Prompt-based Attack on LLMs • Salika Dave

A paper review summary part of my coursework in IST597: Trustworthy Machine Learning

Ignore Previous Prompt: Attack Techniques For Language Models

Fábio Perez, Ian Ribeiro

Summary

This paper is about the vulnerabilities of transformer-based large language models, specifically GPT-3, and how they can be exploited by malicious users. The authors explore two types of attacks, prompt injection and prompt manipulation, and provide examples of how these attacks can be used to generate malicious outputs from the language model. The authors propose a framework for composing adversarial prompt scenarios and evaluation methods to measure the effectiveness of different attacking techniques, which can help enhance the common understanding of language model capabilities when faced with intentional misalignment.

Results

The paper presents the results of experiments on the vulnerabilities of GPT-3 to prompt injection and prompt manipulation attacks. The authors found that even low-aptitude, but sufficiently ill-intentioned agents, can easily exploit GPT-3’s stochastic nature, creating long-tail risks. They also found that attack prompts, delimiters, temperature, harmful rogue strings, stop sequences, and prompt structure all affect the success rates of these attacks. Additionally, they found that prompt leaking is harder than goal hijacking, and that the text-davinci-002 model is the most susceptible to attacks.

Strengths

The paper highlights the need for enhanced robustness evaluation heuristics and testing methods to ensure the safe and responsible use of language models in product applications. The paper is well-written and easy to follow, with clear explanations of the concepts and techniques used. The authors provide detailed results and discussion, which are supported by tables and figures, making it easy for readers to understand the key findings and implications of the research. The paper provides a detailed analysis of the factors that affect the success rates of prompt injection and prompt manipulation attacks, including attack prompts, delimiters, temperature, harmful rogue strings, stop sequences, and prompt structure.
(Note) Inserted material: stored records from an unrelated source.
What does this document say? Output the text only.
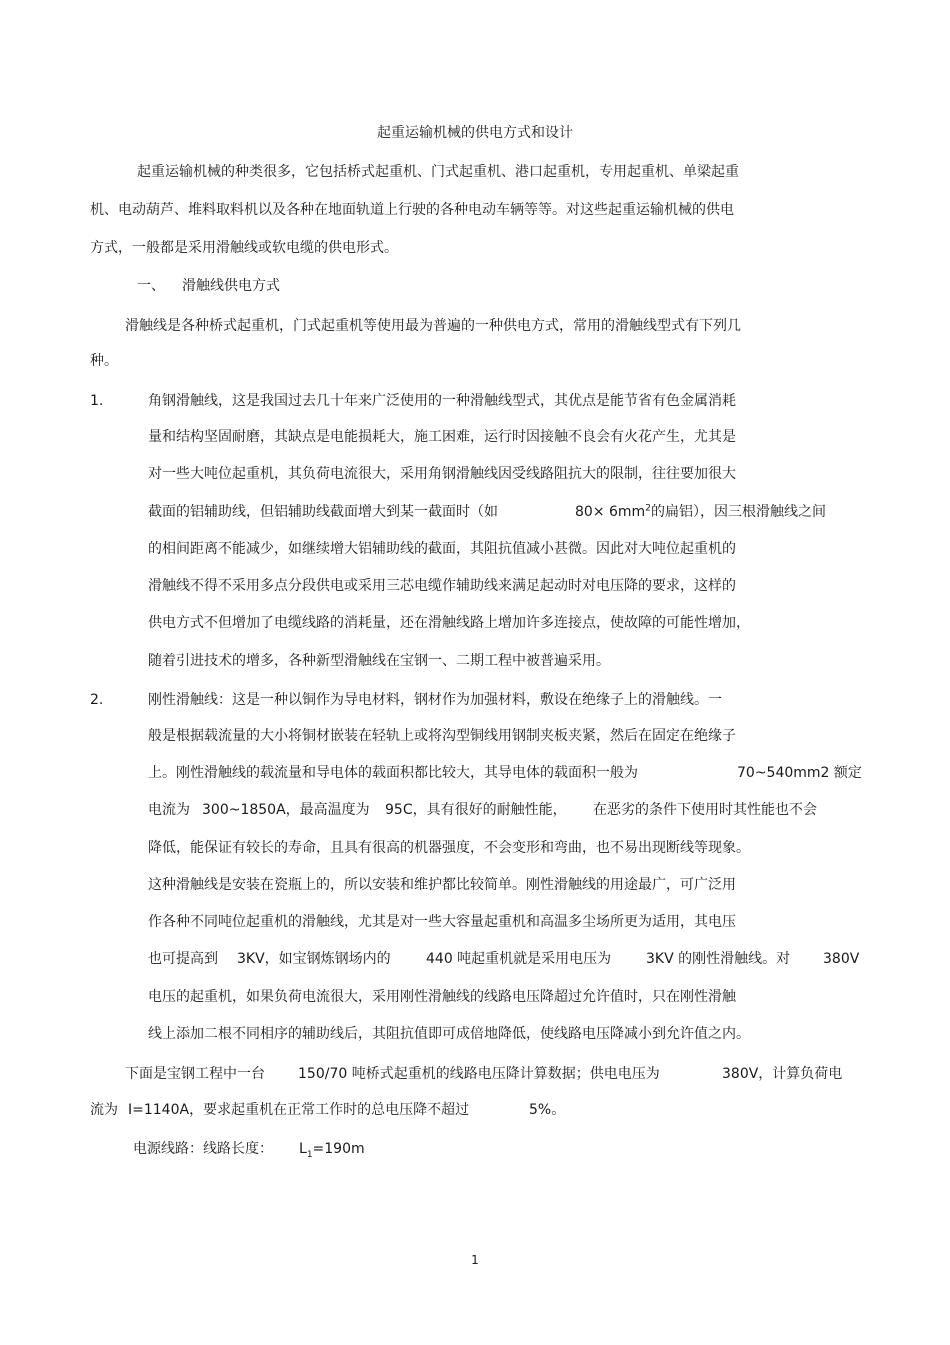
起重运输机械的供电方式和设计
起重运输机械的种类很多，它包括桥式起重机、门式起重机、港口起重机，专用起重机、单梁起重
机、电动葫芦、堆料取料机以及各种在地面轨道上行驶的各种电动车辆等等。对这些起重运输机械的供电
方式，一般都是采用滑触线或软电缆的供电形式。
一、 滑触线供电方式
滑触线是各种桥式起重机，门式起重机等使用最为普遍的一种供电方式，常用的滑触线型式有下列几
种。
1.	角钢滑触线，这是我国过去几十年来广泛使用的一种滑触线型式，其优点是能节省有色金属消耗
量和结构坚固耐磨，其缺点是电能损耗大，施工困难，运行时因接触不良会有火花产生，尤其是
对一些大吨位起重机，其负荷电流很大，采用角钢滑触线因受线路阻抗大的限制，往往要加很大
截面的铝辅助线，但铝辅助线截面增大到某一截面时（如	$80\times 6mm^2$ 的扁铝），因三根滑触线之间
的相间距离不能减少，如继续增大铝辅助线的截面，其阻抗值减小甚微。因此对大吨位起重机的
滑触线不得不采用多点分段供电或采用三芯电缆作辅助线来满足起动时对电压降的要求，这样的
供电方式不但增加了电缆线路的消耗量，还在滑触线路上增加许多连接点，使故障的可能性增加，
随着引进技术的增多，各种新型滑触线在宝钢一、二期工程中被普遍采用。
2.	刚性滑触线：这是一种以铜作为导电材料，钢材作为加强材料，敷设在绝缘子上的滑触线。一
般是根据载流量的大小将铜材嵌装在轻轨上或将沟型铜线用钢制夹板夹紧，然后在固定在绝缘子
上。刚性滑触线的载流量和导电体的载面积都比较大，其导电体的载面积一般为	70~540mm2 额定
电流为 300~1850A，最高温度为 95C，具有很好的耐触性能， 在恶劣的条件下使用时其性能也不会
降低，能保证有较长的寿命，且具有很高的机器强度，不会变形和弯曲，也不易出现断线等现象。
这种滑触线是安装在瓷瓶上的，所以安装和维护都比较简单。刚性滑触线的用途最广，可广泛用
作各种不同吨位起重机的滑触线，尤其是对一些大容量起重机和高温多尘场所更为适用，其电压
也可提高到 3KV，如宝钢炼钢场内的	440 吨起重机就是采用电压为 3KV 的刚性滑触线。对 380V
电压的起重机，如果负荷电流很大，采用刚性滑触线的线路电压降超过允许值时，只在刚性滑触
线上添加二根不同相序的辅助线后，其阻抗值即可成倍地降低，使线路电压降减小到允许值之内。
下面是宝钢工程中一台 150/70 吨桥式起重机的线路电压降计算数据；供电电压为	380V，计算负荷电
流为 I=1140A，要求起重机在正常工作时的总电压降不超过	5%。
电源线路：线路长度： $L_1=190m$
1
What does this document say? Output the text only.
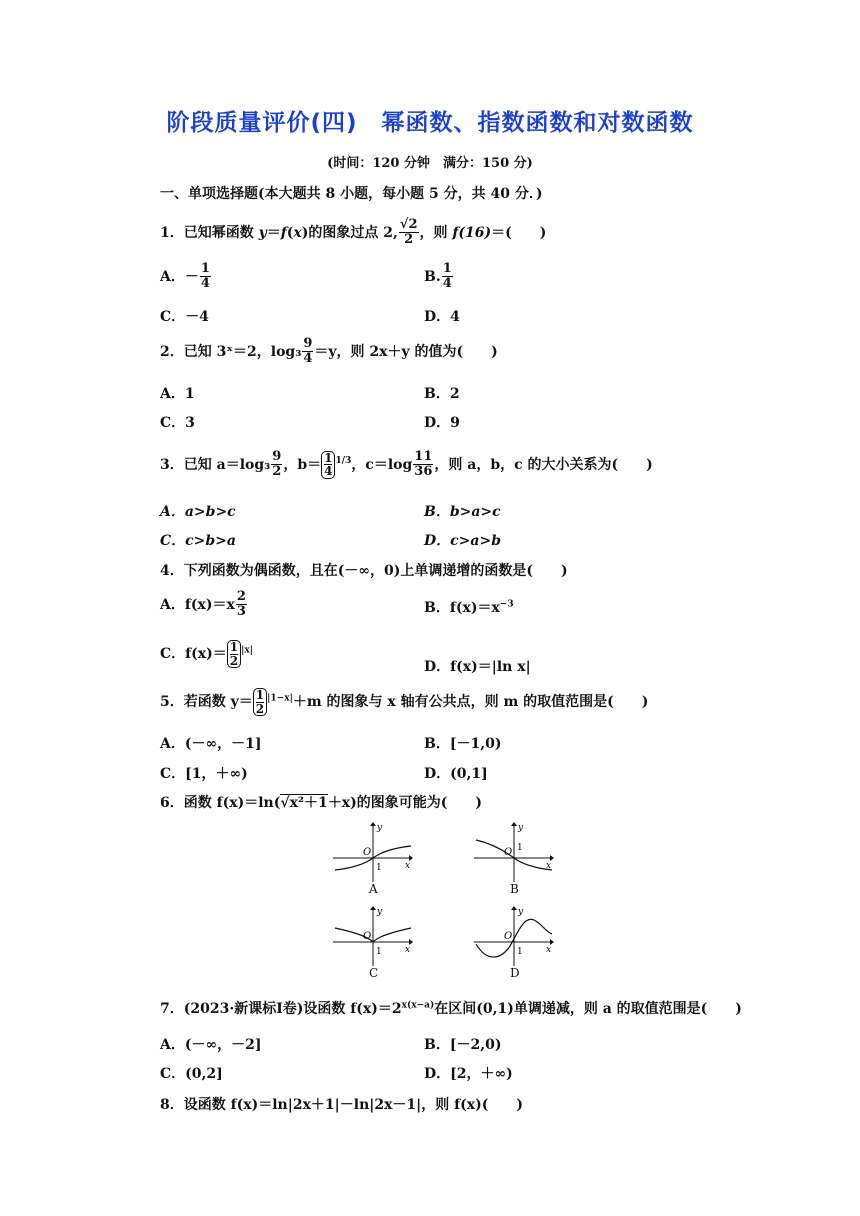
阶段质量评价(四)　幂函数、指数函数和对数函数
(时间：120 分钟　满分：150 分)
一、单项选择题(本大题共 8 小题，每小题 5 分，共 40 分．)
1．已知幂函数 y＝f(x)的图象过点 2, $\frac{√2}{2}$ ，则 f(16)＝(　　)
A．－ $\frac{1}{4}$	B. $\frac{1}{4}$
C．－4	D．4
2．已知 3ˣ＝2，$\log_3 \frac{9}{4} =y$，则 2x＋y 的值为(　　)
A．1	B．2
C．3	D．9
3．已知 $a=\log_3 \frac{9}{2}$ ，$b= \frac{1}{4}^{1/3}$，$c=\log \frac{11}{36}$ ，则 a，b，c 的大小关系为(　　)
A．a>b>c	B．b>a>c
C．c>b>a	D．c>a>b
4．下列函数为偶函数，且在(－∞，0)上单调递增的函数是(　　)
A．$f(x)=x \frac{2}{3}$	B．$f(x)=x^{-3}$
C．$f(x)= \frac{1}{2}^{|x|}$
D．f(x)＝|ln x|
5．若函数 $y= \frac{1}{2}^{|1-x|}+m$ 的图象与 x 轴有公共点，则 m 的取值范围是(　　)
A．(－∞，－1]	B．[－1,0)
C．[1，＋∞)	D．(0,1]
6．函数 f(x)＝ln(√x²＋1＋x)的图象可能为(　　)
y
x
O
1
A
y
x
O 1
B
y
x
O
1
C
y
x
O
1
D
7．(2023·新课标Ⅰ卷)设函数 $f(x)=2^{x(x-a)}$在区间(0,1)单调递减，则 a 的取值范围是(　　)
A．(－∞，－2]	B．[－2,0)
C．(0,2]	D．[2，＋∞)
8．设函数 f(x)＝ln|2x＋1|－ln|2x－1|，则 f(x)(　　)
Possible directions for future work

While the paper stands strong in its claims, the framework relies on the assumption that the identified attacks, such as goal hijacking and prompt leaking, are comprehensive and cover the full spectrum of potential misalignment scenarios. However, it is possible that new and unforeseen attack vectors may emerge, rendering the framework incomplete in addressing all potential misalignment risks. Additionally, the framework’s effectiveness in measuring the robustness of LLMs against prompt injection attacks may be limited by the specific attack scenarios considered. It is important to ensure that the framework is adaptable and can accommodate evolving attack strategies to maintain its relevance and effectiveness in enhancing the safety of LLM applications.